Ele era dono de um típico boteco do centro, na rua Nestor Pestana. Azulejos coloridos, balcão de fórmica, cheio de bebuns e prostitutas, freqüentado por atores, jornalistas, músicos, atrizes e alcoólatras de escritórios da redondeza. Minha cara. Depois que o pai morreu, o bar durou pouco na mão dele e do irmão. Não o vejo há dez anos, um pouco menos. Uma ex-namorada nos afastou. Tânia chegava mais cedo que eu no bar e ele aproveitava o meu atraso para ser simpático e gentil. Depois de um tempo, para ser abusado e lascivo o suficiente e levá-la ao fundo do bar. Sabe-se lá quanto tempo e quantas escapadas foram necessárias até decidirem ficar juntos.
Ali, parado na esquina, os seus amigos o chamavam de Renato, sem o diminutivo. Dez da manhã. Eu chapado e ele vestido para o futebol. Mas por que perto da minha casa? São Paulo é tão grande. O sol fazia cócegas no meu pensamento. Não conseguiria me controlar e ia rir sem parar quando estivesse na frente dele. Ia ser desastroso. Ainda escutava as músicas da festa que acabara de sair. Não queria um papo nostálgico para afastá-las, aliás, eu não estava em condições de conversar.
Tentando atravessar a rua, quase fui atropelado. O barulho da freada chamou atenção dele e de todos, naturalmente. Não me abati pelo ocorrido e, como previsto, comecei a rir enquanto ele falava alto um monte de coisa de quem mata as saudades. Eu não ouvi nada. Parecia que eu ainda estava na festa com a música alta e seus lábios se mexiam produzindo um som bem menor. Nem sei como cheguei em casa depois desse rápido encontro.
À noite, acordei com o seu telefonema. Reclamou bem humorado que eu ainda estava em casa. Eu havia combinado de passar na casa deles hoje mesmo. Sim, eles ainda formavam um casal. Segundo ele, prometi até levar um sorvete e só não decidi o sabor porque não parava de rir.
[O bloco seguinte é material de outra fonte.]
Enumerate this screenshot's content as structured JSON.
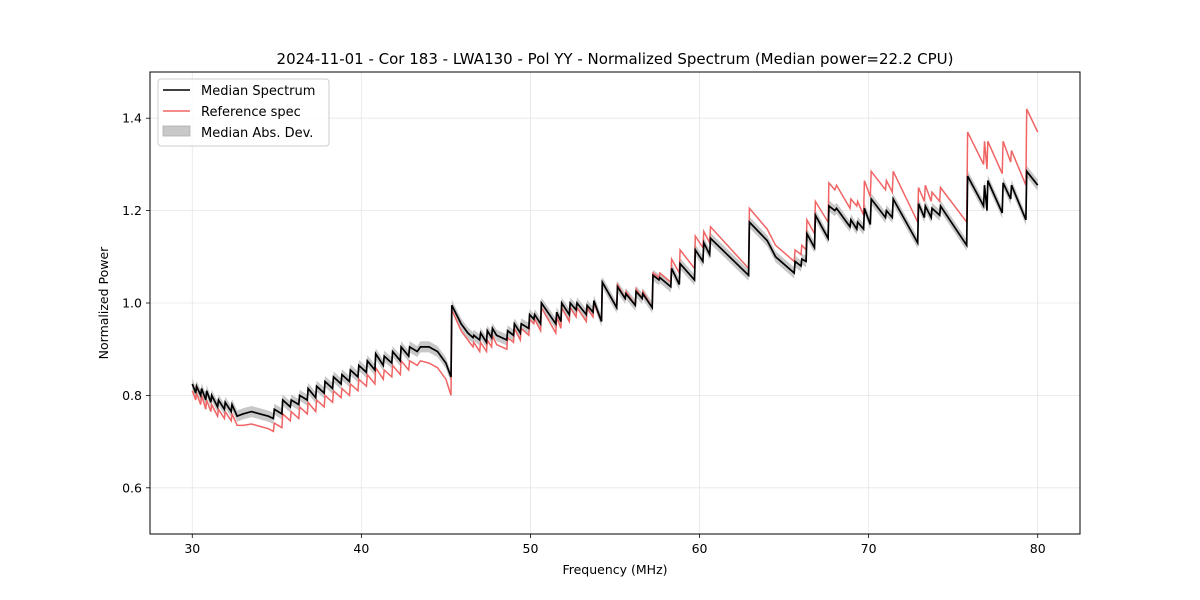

- Você vem ou não vem? – perguntou.
Por um instante achei que precisaria papear sozinho com meus ombros. A primeira centelha de insegurança desde o desprezo ao gerente de banco. Era natural esse sentimento. Eu encontraria Tânia que me trocou por alguém que sempre escolheu por trabalhar. O que eu diria a eles quando me perguntassem sobre trabalho? “Veja bem. Um diabinho me soprou na banheira, pelo ouvido esquerdo, que devo aproveitar o máximo que a vida e o dinheiro têm a oferecer”. Digo pelo menos quando pretendo voltar a trabalhar? Que piada! Que se danem. Engulam com ou sem água minha resposta.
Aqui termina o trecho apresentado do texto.